Thursday, April 13, 2006

Blogging is strangely like an old senile man sitting in a corner of a crowded room, talking endlessly to himself. There is the same tragic element of wanting to be heard, and the remote possibility of that actually happening.


There was a teutonic shift in my value system yesterday when I surprised my self by bying the new album Ringleader of the Tormentors by the brit pop grand old man Morrissey. For as long as I can remember, I have hated brit pop in general, and Morrissey in particular. It represents non-musical singing and campfire-type guitar playing at its worst. However, a the phrase

And I just want to
I want to see the boy happy
With his arms around his first love
Is that too much to ask

kind of caught me off guard. I downloaded the album from iTunes and find that all of a sudden, I could relate to the music, brit pop and all.

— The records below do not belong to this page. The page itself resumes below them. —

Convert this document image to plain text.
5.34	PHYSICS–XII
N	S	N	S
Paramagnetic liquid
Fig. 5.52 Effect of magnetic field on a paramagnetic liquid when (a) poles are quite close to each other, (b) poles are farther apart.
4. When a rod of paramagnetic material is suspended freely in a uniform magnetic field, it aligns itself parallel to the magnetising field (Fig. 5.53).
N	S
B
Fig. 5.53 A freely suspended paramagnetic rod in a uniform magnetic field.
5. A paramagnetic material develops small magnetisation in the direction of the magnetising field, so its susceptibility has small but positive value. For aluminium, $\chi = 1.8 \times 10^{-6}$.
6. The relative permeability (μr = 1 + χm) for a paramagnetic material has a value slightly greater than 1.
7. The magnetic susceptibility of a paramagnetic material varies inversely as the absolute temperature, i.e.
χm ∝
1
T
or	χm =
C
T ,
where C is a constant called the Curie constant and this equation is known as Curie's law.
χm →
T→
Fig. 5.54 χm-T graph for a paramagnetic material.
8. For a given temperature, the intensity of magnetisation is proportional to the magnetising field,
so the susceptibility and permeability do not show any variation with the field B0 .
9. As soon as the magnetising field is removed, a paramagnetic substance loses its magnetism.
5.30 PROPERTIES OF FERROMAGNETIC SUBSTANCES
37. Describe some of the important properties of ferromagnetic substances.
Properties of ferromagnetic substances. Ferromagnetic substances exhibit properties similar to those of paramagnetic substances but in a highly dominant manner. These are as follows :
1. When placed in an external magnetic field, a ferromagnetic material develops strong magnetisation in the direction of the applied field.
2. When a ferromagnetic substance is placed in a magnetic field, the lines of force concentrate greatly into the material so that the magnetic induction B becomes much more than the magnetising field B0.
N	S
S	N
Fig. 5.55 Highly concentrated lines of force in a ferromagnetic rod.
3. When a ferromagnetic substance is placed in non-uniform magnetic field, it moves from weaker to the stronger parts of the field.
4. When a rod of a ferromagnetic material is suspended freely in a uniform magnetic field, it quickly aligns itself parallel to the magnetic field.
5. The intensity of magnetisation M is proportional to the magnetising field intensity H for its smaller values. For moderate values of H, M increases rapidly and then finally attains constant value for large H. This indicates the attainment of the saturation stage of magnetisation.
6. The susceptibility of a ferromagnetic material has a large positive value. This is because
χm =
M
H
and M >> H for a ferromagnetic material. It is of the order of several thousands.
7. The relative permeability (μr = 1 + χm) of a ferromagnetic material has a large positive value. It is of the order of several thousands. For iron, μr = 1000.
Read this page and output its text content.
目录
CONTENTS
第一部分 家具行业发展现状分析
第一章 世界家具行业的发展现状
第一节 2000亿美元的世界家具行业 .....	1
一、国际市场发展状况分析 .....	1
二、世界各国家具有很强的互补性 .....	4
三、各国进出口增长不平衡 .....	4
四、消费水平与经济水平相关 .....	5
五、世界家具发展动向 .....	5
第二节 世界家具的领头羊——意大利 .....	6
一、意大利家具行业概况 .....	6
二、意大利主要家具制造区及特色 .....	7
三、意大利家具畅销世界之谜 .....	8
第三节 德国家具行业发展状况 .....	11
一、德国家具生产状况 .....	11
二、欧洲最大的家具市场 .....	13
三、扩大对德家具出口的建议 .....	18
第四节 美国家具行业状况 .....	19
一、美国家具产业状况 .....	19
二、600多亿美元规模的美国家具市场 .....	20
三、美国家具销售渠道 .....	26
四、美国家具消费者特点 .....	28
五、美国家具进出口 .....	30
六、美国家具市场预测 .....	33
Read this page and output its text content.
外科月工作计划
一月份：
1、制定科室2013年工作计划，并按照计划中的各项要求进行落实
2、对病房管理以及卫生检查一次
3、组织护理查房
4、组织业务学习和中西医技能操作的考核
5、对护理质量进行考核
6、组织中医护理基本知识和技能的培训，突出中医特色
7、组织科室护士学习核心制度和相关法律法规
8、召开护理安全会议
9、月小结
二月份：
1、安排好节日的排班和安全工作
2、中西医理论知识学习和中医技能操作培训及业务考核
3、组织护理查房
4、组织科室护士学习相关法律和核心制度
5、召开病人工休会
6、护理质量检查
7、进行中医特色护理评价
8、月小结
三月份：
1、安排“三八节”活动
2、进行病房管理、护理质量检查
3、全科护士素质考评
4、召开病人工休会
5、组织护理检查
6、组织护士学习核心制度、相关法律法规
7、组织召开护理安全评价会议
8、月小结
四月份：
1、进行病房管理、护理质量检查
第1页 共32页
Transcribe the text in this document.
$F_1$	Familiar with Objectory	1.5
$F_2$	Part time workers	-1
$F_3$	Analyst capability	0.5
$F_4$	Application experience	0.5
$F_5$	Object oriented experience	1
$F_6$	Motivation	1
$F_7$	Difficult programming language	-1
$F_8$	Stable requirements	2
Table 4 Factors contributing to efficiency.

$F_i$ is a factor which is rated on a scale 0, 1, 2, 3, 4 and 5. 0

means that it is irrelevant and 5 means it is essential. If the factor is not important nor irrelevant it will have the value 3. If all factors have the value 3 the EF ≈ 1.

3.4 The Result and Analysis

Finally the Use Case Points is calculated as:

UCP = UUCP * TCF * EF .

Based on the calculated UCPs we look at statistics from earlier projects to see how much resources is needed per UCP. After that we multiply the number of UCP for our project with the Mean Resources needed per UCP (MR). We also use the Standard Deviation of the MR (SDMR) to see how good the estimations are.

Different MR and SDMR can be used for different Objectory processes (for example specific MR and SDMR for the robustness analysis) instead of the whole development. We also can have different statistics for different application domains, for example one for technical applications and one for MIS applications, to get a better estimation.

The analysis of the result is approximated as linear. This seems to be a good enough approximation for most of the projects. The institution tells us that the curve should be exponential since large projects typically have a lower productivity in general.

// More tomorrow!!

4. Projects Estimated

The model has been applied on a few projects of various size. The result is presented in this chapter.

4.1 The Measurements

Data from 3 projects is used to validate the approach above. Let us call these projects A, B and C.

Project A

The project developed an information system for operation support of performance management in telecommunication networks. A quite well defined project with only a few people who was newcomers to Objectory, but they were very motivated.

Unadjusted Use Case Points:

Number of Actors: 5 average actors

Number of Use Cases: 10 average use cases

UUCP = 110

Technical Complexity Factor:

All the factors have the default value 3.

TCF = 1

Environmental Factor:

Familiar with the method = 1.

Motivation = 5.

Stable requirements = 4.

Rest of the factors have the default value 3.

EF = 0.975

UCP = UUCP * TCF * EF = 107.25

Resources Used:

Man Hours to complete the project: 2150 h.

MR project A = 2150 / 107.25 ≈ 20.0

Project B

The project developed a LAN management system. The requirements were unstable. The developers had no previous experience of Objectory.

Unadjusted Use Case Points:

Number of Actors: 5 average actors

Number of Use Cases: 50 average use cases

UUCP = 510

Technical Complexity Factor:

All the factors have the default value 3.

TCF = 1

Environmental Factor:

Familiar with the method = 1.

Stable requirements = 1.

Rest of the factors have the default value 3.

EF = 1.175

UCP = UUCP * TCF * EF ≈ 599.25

It's funny how musical tastes develop. My taste usually works by accepting a foreign element when it's presented among familiar elements. For instance, my introduction to jazz, my current greatest musical love was through prog rock, my greatest musical love when I was in my teens. The drummer of both Yes and King Crimson, Bill Bruford is basically a jazz drummer, and his first solo album, Feels Good to Me - still a brilliant album after all these years - seemed to present many of prog rock's finest elements in the context of a jazz fusion album. When I had gotten used to the sound of the album, I started to introduce myself to the Biches Brew -era Miles Davis and slowly started my journey into jazz.



I guess the brit pop thing is the fault of a terrific neo-prog rock group called Porcupine Tree, the music of which I have listened to quite a bit lately. Their masterpiece In Absentia integrates heavy metal, prog rock and melancholy brit pop into a strange soup.

The problem with Morrissey is that there is less and less music that I hate. This is a problem, as I have always valued disidentification as a nice way to build one's identity. We are who we are by knowing who we dis.